The indie store i worked in was a Chart Return shop.
This meant that we gave our sales data to whoever compiled the charts at the time. During my time it moved from The British Market Research Bureau, to Gallup to CIN to Millward Brown. Initially it was via Pen and paper, but then they introduced computers. Every record has a catalogue number and all you had to do was type this number into the machine and press enter. If you flick through your record collection you will notice that Catalogue numbers changed in the late 80s to accommodate this. There were less nonsensical numbers and letters like epc345278 and more short straight forward wordy ones like BONG3 or FIC 42. It made it easier for sales staff to remember and type them out. You will also notice that once these machines moved away from typed in data to barcode wands, the catalogue numbers on your records dropped letters all together and stuck to really long numbers instead.
But God forbid anyone should forget to type a sale in back then. Anything to make sure you did, anything to make it easy. One miss type would be classed as a missed sale for a record company and every entry was important. Which made any shop contibuting to the top 40 of interest to a record company.
Each night when you closed the shop you had to remember to turn the machine off. In retrospect i now know that by turning it off i was actually flicking it over to a fax like modem that would answer the phone and send the days data direct to Gallup. If you had forgotten to turn it off it couldn't communicate with their main computer and nothing was sent. Sometime during the night Gallup would call, collect the data and add it to that collected from all the other shops on the panel. The charts were actually compiled on a daily basis and they even released a mid week chart to the record companies so they could see how well (or bad) their singles and albums were doing so far that week.

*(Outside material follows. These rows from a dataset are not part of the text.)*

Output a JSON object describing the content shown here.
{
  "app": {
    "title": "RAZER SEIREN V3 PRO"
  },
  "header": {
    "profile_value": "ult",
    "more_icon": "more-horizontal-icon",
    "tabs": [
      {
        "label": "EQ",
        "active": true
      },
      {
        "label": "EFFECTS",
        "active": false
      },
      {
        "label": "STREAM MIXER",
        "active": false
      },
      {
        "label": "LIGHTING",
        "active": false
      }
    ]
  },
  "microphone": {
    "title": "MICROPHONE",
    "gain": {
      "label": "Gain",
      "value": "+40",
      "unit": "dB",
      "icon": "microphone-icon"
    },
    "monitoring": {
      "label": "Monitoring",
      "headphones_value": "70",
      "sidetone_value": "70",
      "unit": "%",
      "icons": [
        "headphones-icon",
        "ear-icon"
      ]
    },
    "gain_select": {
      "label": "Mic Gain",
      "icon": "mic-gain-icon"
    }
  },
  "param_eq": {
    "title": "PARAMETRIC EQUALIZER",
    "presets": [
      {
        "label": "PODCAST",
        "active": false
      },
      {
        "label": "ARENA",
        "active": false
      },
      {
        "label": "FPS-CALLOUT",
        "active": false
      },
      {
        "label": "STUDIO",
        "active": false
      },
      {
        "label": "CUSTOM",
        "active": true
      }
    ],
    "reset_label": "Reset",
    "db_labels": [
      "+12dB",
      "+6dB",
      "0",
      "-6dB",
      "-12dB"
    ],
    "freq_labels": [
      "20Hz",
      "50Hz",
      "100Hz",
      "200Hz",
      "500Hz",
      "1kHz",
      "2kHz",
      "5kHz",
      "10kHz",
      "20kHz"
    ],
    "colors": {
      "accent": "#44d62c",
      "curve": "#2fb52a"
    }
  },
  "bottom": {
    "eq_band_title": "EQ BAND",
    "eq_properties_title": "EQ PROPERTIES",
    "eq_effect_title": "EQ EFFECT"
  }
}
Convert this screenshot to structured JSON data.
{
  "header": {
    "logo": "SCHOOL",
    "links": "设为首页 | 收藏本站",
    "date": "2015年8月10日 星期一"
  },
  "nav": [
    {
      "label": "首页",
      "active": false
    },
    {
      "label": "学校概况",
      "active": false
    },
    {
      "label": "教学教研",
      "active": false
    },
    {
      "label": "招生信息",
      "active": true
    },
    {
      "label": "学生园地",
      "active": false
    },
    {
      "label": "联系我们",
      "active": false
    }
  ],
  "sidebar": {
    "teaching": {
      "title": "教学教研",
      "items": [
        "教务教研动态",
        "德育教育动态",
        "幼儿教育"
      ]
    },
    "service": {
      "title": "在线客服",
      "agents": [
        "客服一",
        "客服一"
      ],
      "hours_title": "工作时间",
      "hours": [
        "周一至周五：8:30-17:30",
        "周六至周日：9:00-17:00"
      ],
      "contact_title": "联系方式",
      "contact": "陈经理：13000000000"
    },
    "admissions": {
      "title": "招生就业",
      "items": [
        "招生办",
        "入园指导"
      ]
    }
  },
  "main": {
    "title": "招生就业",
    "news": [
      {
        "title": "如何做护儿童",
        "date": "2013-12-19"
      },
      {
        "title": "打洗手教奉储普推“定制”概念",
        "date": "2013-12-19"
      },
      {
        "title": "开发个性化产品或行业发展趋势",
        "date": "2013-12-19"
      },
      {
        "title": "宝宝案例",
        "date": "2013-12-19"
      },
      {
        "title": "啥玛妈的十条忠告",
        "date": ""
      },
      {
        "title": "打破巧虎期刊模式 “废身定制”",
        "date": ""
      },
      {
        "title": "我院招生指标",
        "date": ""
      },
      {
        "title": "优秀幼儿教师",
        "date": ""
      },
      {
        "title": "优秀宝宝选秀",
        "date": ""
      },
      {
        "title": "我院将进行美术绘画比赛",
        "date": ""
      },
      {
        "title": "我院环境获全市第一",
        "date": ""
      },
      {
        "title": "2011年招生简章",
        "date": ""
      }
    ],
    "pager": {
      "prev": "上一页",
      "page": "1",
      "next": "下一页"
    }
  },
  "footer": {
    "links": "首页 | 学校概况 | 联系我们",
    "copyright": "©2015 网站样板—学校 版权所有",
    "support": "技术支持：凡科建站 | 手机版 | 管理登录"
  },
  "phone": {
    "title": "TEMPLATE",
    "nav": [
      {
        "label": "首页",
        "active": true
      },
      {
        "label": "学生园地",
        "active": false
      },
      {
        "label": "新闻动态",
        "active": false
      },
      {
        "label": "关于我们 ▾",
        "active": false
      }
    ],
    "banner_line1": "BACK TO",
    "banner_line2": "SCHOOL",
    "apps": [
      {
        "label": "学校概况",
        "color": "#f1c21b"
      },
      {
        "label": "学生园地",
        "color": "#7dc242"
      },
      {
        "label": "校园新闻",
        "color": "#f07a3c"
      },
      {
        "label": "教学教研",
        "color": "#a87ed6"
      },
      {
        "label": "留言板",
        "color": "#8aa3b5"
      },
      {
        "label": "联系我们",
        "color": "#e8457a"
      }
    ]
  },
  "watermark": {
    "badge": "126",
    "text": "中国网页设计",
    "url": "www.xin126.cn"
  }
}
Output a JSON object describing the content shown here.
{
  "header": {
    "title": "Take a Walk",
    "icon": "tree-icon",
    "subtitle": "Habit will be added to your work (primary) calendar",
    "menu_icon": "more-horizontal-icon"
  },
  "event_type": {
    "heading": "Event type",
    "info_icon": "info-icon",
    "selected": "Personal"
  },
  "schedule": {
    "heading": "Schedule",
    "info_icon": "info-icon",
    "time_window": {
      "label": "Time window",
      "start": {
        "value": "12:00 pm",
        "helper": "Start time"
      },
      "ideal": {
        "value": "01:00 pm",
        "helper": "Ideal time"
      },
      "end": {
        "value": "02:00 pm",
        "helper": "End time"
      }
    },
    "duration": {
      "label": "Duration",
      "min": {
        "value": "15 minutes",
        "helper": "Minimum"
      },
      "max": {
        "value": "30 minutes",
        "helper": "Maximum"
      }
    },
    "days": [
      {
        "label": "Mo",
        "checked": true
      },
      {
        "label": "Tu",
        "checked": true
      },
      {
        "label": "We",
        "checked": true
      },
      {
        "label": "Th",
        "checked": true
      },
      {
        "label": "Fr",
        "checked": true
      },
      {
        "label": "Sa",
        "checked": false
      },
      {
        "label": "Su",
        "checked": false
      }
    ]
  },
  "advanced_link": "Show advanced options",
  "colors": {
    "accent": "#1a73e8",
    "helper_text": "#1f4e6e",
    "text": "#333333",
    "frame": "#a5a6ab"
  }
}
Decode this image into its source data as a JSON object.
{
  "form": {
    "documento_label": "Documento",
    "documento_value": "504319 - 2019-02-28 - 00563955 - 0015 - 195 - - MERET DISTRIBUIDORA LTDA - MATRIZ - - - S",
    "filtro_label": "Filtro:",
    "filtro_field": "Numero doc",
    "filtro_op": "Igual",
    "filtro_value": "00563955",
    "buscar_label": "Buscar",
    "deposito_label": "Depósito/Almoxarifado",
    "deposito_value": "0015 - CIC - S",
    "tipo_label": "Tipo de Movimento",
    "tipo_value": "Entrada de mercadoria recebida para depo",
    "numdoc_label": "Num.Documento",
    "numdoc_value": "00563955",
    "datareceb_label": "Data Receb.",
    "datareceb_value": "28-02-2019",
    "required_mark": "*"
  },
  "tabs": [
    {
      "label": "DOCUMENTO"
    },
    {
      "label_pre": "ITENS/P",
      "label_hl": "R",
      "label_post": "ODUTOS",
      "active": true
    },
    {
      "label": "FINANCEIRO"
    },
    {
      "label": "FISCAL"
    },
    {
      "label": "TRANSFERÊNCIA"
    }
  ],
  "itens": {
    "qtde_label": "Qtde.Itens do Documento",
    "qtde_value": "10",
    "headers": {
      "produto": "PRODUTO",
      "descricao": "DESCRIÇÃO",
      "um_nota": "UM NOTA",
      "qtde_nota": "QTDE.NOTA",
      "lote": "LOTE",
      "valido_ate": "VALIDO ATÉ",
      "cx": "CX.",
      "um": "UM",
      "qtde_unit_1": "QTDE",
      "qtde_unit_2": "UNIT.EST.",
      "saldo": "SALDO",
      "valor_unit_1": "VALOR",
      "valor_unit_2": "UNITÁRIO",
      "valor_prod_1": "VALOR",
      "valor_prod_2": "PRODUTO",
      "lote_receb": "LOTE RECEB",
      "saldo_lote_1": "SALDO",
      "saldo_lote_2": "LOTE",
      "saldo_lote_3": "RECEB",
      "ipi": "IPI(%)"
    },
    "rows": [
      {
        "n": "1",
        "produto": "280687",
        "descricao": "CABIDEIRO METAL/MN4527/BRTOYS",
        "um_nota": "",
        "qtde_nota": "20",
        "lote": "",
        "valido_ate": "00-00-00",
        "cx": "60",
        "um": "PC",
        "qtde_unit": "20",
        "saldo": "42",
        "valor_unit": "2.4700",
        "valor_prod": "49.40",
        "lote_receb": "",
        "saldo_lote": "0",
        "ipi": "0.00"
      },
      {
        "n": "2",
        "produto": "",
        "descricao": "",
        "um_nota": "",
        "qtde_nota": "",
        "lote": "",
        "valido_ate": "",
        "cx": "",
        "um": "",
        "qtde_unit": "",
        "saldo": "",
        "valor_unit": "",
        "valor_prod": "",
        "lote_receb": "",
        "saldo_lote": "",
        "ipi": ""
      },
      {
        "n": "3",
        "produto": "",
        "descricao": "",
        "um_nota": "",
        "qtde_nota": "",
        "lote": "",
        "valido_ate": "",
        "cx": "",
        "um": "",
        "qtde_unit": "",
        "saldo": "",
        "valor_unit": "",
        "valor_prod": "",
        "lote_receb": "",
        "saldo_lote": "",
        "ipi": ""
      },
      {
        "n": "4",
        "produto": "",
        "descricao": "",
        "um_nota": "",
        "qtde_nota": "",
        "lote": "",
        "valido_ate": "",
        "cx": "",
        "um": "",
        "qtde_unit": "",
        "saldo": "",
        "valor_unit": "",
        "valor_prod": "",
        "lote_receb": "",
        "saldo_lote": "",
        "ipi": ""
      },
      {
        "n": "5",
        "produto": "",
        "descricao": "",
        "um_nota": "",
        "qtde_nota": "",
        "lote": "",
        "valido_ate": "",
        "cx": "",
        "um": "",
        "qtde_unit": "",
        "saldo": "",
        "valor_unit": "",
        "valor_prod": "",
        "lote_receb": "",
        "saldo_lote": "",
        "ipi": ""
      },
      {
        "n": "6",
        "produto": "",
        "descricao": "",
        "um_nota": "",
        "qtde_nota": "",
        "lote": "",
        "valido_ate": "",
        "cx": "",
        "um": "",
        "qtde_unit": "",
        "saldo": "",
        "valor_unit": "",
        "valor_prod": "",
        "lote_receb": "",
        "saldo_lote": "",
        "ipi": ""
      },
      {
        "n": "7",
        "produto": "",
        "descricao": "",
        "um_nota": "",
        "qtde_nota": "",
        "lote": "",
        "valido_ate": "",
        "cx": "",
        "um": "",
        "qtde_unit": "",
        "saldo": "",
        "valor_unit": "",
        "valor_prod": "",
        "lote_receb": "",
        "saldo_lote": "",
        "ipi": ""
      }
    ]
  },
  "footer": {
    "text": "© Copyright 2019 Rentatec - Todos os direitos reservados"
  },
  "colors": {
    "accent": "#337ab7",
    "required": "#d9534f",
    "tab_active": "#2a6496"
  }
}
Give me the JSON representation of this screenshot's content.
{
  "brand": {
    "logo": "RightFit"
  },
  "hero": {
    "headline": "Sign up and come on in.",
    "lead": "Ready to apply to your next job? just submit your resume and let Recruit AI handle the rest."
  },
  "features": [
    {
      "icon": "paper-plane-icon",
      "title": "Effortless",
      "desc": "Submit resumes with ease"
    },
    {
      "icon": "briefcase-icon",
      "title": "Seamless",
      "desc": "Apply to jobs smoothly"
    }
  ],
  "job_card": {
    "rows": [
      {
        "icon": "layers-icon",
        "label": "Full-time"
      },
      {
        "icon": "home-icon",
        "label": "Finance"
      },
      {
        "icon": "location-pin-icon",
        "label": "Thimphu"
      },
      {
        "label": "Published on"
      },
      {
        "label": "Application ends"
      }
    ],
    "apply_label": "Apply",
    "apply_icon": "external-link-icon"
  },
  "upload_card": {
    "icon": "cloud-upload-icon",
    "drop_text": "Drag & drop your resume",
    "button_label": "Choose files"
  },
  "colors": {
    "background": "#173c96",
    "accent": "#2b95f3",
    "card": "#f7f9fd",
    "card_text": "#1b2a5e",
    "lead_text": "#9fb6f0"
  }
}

It cost money to rent these little computers and in the end you also had to pay to have your own data sent back to you in chart form. But it was worth every penny. The deals and free stock you received from record companies, just because you were on the chart return panel, far outweighed anything they charged.
One rep once told me in the 80s that they could always tell who was on the chart panel without even going to the shop. All they had to do was ring them at night. If the machine answered the phone they knew they were worth a visit.